Uma análise recente conduzida pelo Datafolha revela uma curiosidade no espectro ideológico do eleitorado brasileiro: o presidente Luiz Inácio Lula da Silva (PT) atrai uma fatia maior de apoiadores posicionados à direita e centro-direita do que o senador Flávio Bolsonaro (PL-RJ) consegue captar entre o eleitorado de esquerda e centro-esquerda. O estudo baseou-se em entrevistas presenciais com 2.004 cidadãos de 139 cidades, realizadas entre 17 e 18 de junho de 2026, mantendo um índice de confiança de 95% e margem de erro de dois pontos percentuais.
De acordo com os dados, entre os entusiastas da reeleição de Lula, 24% se autodefinem como sendo de direita (5%) ou centro-direita (19%). Em contrapartida, o contingente que almeja votar em Flávio, mas que se enquadra no campo da esquerda (3%) ou centro-esquerda (15%), totaliza apenas 18%.
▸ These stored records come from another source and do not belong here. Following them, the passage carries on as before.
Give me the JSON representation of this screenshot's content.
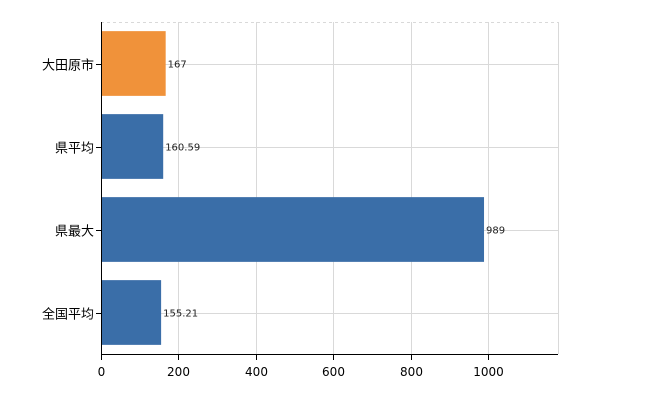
{
  "chart_data": {
    "type": "bar",
    "orientation": "horizontal",
    "categories": [
      "大田原市",
      "県平均",
      "県最大",
      "全国平均"
    ],
    "values": [
      167,
      160.59,
      989,
      155.21
    ],
    "value_labels": [
      "167",
      "160.59",
      "989",
      "155.21"
    ],
    "bar_colors": [
      "#f0923a",
      "#3a6ea8",
      "#3a6ea8",
      "#3a6ea8"
    ],
    "xlim": [
      0,
      1180
    ],
    "xticks": [
      0,
      200,
      400,
      600,
      800,
      1000
    ],
    "xtick_labels": [
      "0",
      "200",
      "400",
      "600",
      "800",
      "1000"
    ],
    "grid": true,
    "title": "",
    "xlabel": "",
    "ylabel": ""
  }
}
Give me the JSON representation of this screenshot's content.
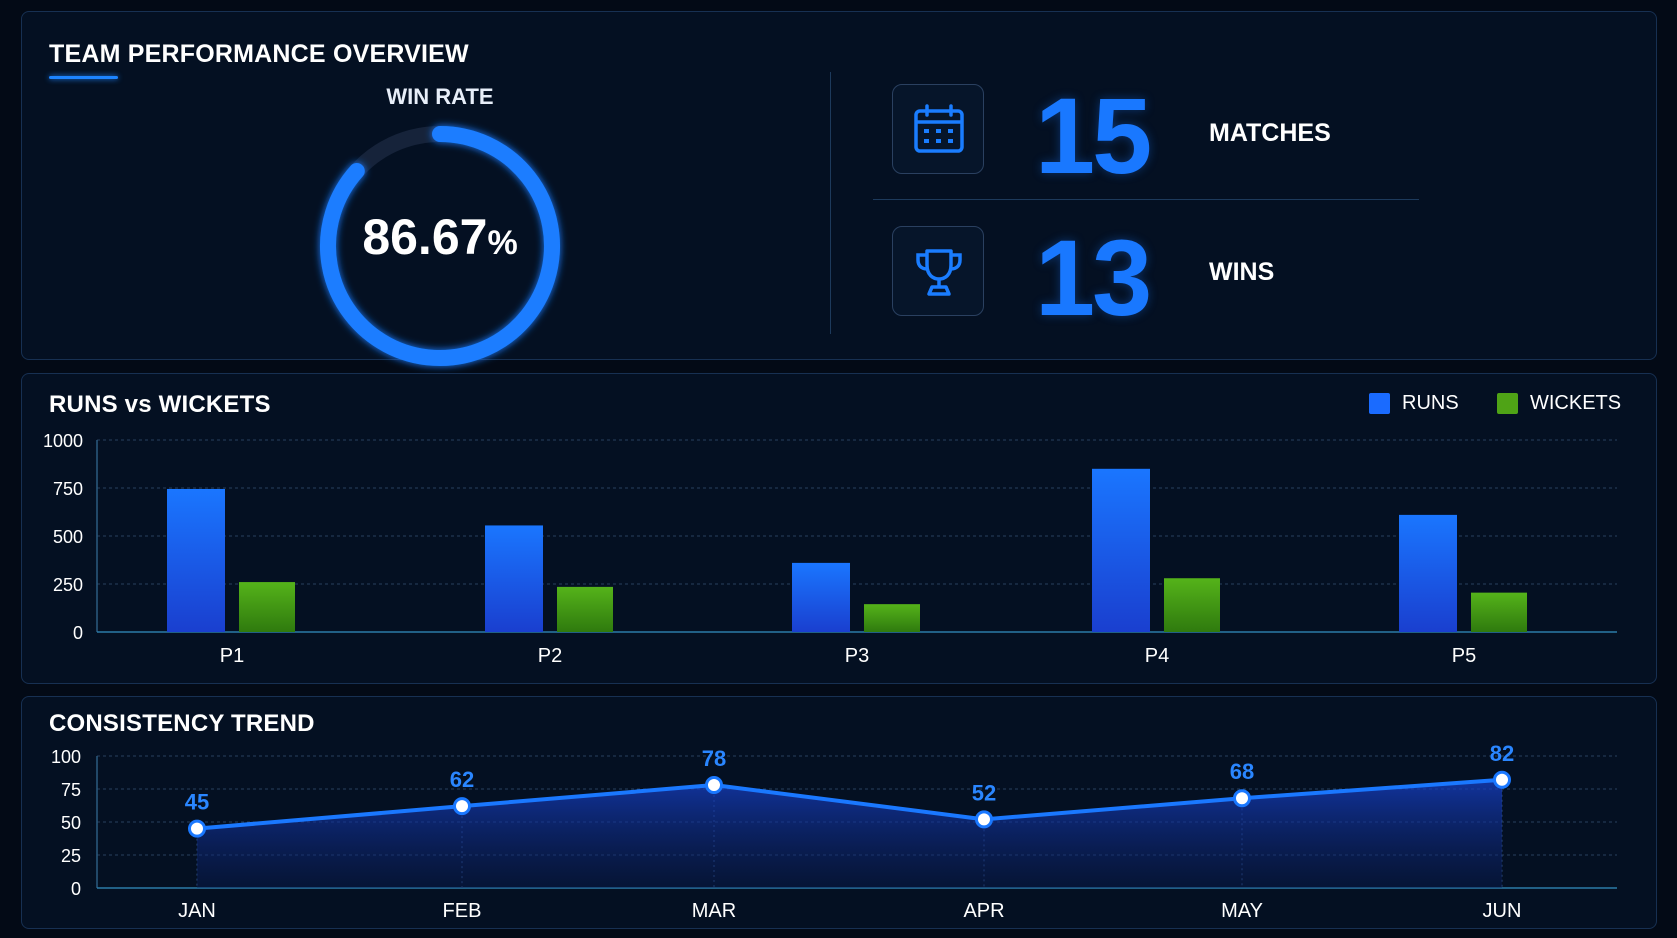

Distribuição de Identificação Ideológica (por candidato):
| Faixa Ideológica | Eleitores de Lula | Eleitores de Flávio |
| Direita | 5% | 25% |
| Centro-direita | 19% | 38% |
| Centro | 16% | 17% |
| Centro-esquerda | 36% | 15% |
| Esquerda | 24% | 3% |
Este cenário emerge em um período no qual segmentos conservadores têm demonstrado distanciamento da candidatura de Flávio. O senador, envolvido em episódios controversos, carece do respaldo explícito de figuras influentes de seu espectro, como o deputado Nikolas Ferreira (PL-MG), o governador paulista Tarcísio de Freitas (Republicanos) e a ex-primeira-dama Michelle Bolsonaro (PL-DF). Esta última chegou a protagonizar desavenças públicas, alegando ter sido alvo de desrespeito e maus-tratos por parte do senador, além de ter sido excluída de deliberações partidárias e familiares.
Quanto às intenções de voto, o levantamento indica a liderança do petista em ambos os turnos. Em um eventual embate final, Lula aparece com 47%, enquanto o parlamentar do PL registra 43%.
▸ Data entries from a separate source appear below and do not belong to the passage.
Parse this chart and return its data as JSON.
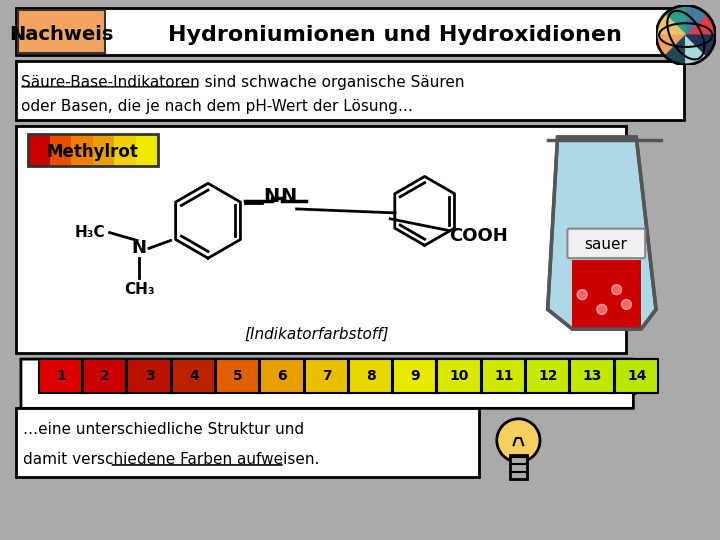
{
  "bg_color": "#aaaaaa",
  "title_text": "Hydroniumionen und Hydroxidionen",
  "title_bg": "#ffffff",
  "nachweis_bg": "#f4a460",
  "nachweis_text": "Nachweis",
  "subtitle_line1": "Säure-Base-Indikatoren sind schwache organische Säuren",
  "subtitle_line2": "oder Basen, die je nach dem pH-Wert der Lösung…",
  "bottom_line1": "…eine unterschiedliche Struktur und",
  "bottom_line2": "damit verschiedene Farben aufweisen.",
  "methylrot_text": "Methylrot",
  "indikatorfarbstoff": "[Indikatorfarbstoff]",
  "sauer_text": "sauer",
  "ph_numbers": [
    "1",
    "2",
    "3",
    "4",
    "5",
    "6",
    "7",
    "8",
    "9",
    "10",
    "11",
    "12",
    "13",
    "14"
  ],
  "ph_colors_r": [
    1.0,
    0.95,
    0.85,
    0.75,
    0.65,
    0.55,
    0.45,
    0.35,
    0.25,
    0.15,
    0.05,
    1.0,
    1.0,
    1.0
  ],
  "ph_colors_g": [
    0.0,
    0.0,
    0.0,
    0.0,
    0.1,
    0.2,
    0.3,
    0.4,
    0.5,
    0.6,
    0.7,
    0.9,
    0.9,
    0.9
  ],
  "ph_colors_b": [
    0.0,
    0.0,
    0.0,
    0.0,
    0.0,
    0.0,
    0.0,
    0.0,
    0.0,
    0.0,
    0.0,
    0.0,
    0.0,
    0.0
  ]
}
A sondagem, composta por dezesseis questionamentos, evidenciou desencontros ideológicos entre a base de apoio e as bandeiras levantadas pelos postulantes. Por exemplo, 34% dos simpatizantes de Flávio Bolsonaro defendem a proibição do porte de armamentos, sob a justificativa de que este representa um perigo à integridade física, uma posição antagônica à do seu candidato.
De forma análoga, 26% dos eleitores de Lula divergem da agenda do presidente sobre as leis do trabalho, acreditando que a legislação atual é um entrave ao desenvolvimento corporativo, ignorando o empenho do mandatário na extinção da jornada 6x1.
Por outro lado, existe uma convergência notável sobre a redução da maioridade penal: 61% dos votantes de Lula e 81% daqueles que apoiam Flávio concordam que jovens infratores devem responder judicialmente como indivíduos adultos.